The year before, Salem was paid a $15 million bonus. That was more than Goldman CEO Lloyd Blankfein took home for his 2009 bonus, Bloomberg pointed out.
According to the report, Salem thought he was being punished for what he wrote in his 2007 self-evaluation. His review was made public back in 2011 by a U.S. Senate panel.
Here's what he wrote about what he did well during the mortgage meltdown:
"In May, while we were remain[ing] as negative as ever on the fundamentals in sub-prime, the market was trading VERY SHORT, and susceptible to a squeeze. We began to encourage this squeeze, with plans of getting very short again, after the short squeezed [sic] cause[d] capitulation of these shorts. This strategy seemed do-able and brilliant, but once the negative fundamental news kept coming in at a tremendous rate, we stopped waiting for the shorts to capitulate, and instead just reinitiated shorts ourselves immediately."
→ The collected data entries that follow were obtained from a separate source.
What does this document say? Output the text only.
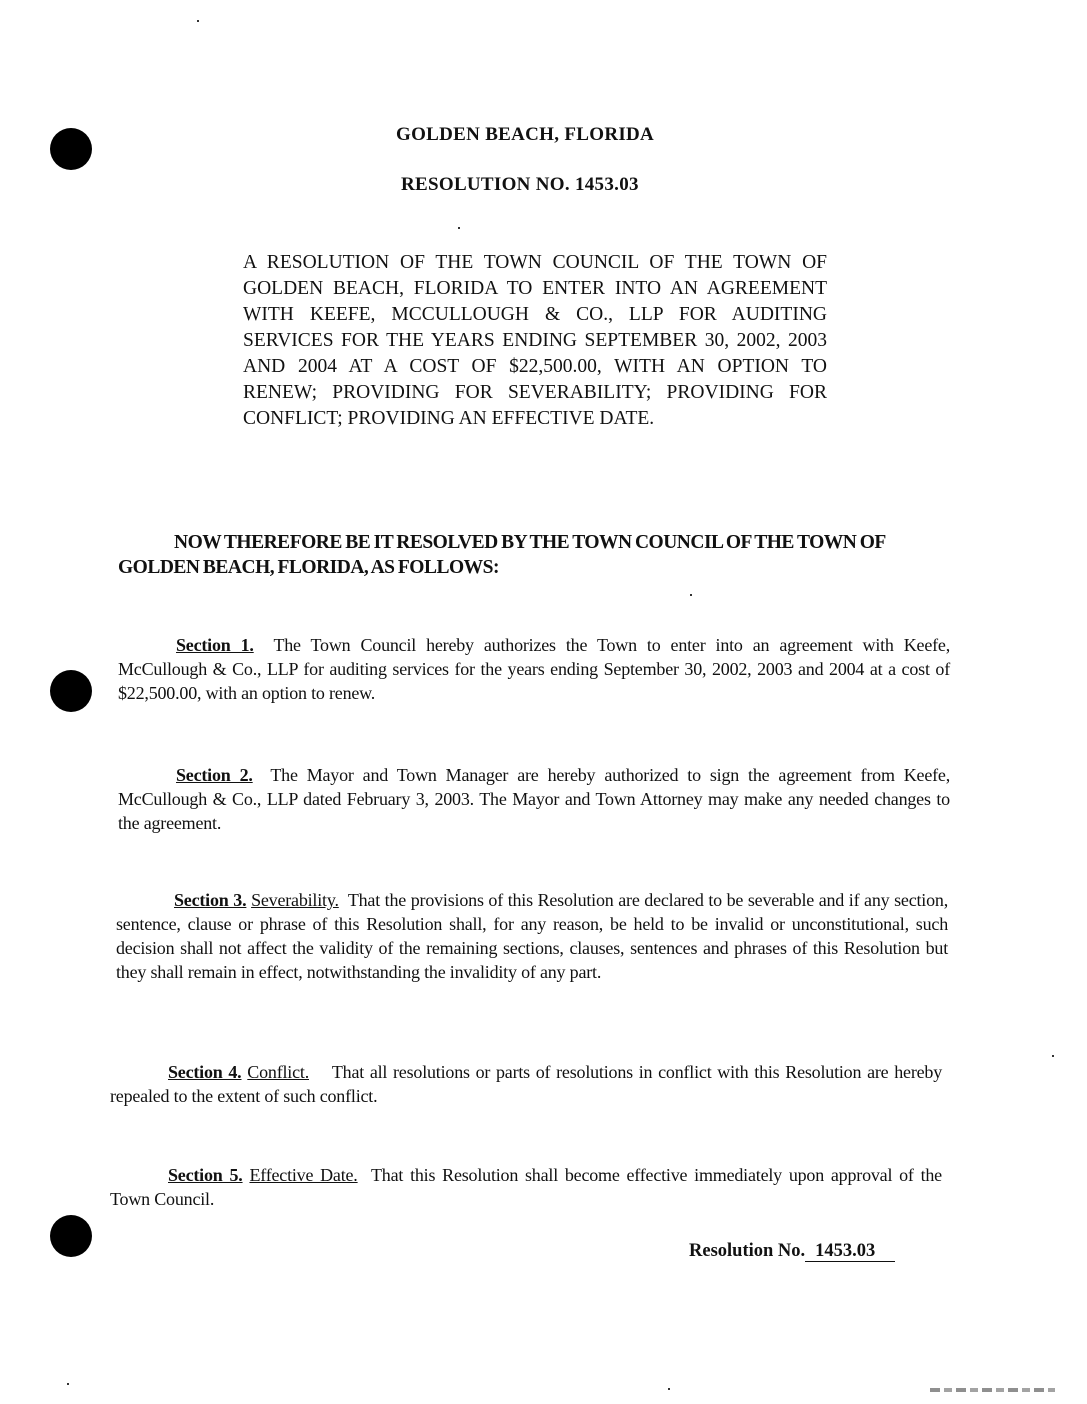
GOLDEN BEACH, FLORIDA
RESOLUTION NO. 1453.03
A RESOLUTION OF THE TOWN COUNCIL OF THE TOWN OF GOLDEN BEACH, FLORIDA TO ENTER INTO AN AGREEMENT WITH KEEFE, MCCULLOUGH & CO., LLP FOR AUDITING SERVICES FOR THE YEARS ENDING SEPTEMBER 30, 2002, 2003 AND 2004 AT A COST OF $22,500.00, WITH AN OPTION TO RENEW; PROVIDING FOR SEVERABILITY; PROVIDING FOR CONFLICT; PROVIDING AN EFFECTIVE DATE.
NOW THEREFORE BE IT RESOLVED BY THE TOWN COUNCIL OF THE TOWN OF GOLDEN BEACH, FLORIDA, AS FOLLOWS:
Section 1. The Town Council hereby authorizes the Town to enter into an agreement with Keefe, McCullough & Co., LLP for auditing services for the years ending September 30, 2002, 2003 and 2004 at a cost of $22,500.00, with an option to renew.
Section 2. The Mayor and Town Manager are hereby authorized to sign the agreement from Keefe, McCullough & Co., LLP dated February 3, 2003. The Mayor and Town Attorney may make any needed changes to the agreement.
Section 3. Severability. That the provisions of this Resolution are declared to be severable and if any section, sentence, clause or phrase of this Resolution shall, for any reason, be held to be invalid or unconstitutional, such decision shall not affect the validity of the remaining sections, clauses, sentences and phrases of this Resolution but they shall remain in effect, notwithstanding the invalidity of any part.
Section 4. Conflict. That all resolutions or parts of resolutions in conflict with this Resolution are hereby repealed to the extent of such conflict.
Section 5. Effective Date. That this Resolution shall become effective immediately upon approval of the Town Council.
Resolution No. 1453.03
Salem joined Goldman in 2001 after graduating from Princeton. While at Goldman, he became the head trader in the structured product group and lead that desk during the mortgage crisis.
According to Bloomberg News, a $3 million bonus for his 2011 performance is what caused him to leave for a hedge fund in 2012. He's currently working as a portfolio manager for GoldenTree Asset Management.
A spokesperson for Goldman told Bloomberg News that Salem's claims are "utterly ridiculous."
Salem's claims were recently rejected by a FINRA panel. His attorney has just filed a petition in New York State Supreme Court.
Salem is seeking $15.5 million from the bank ($9.5 million and about 41,000 shares in deferred compensation), the report said.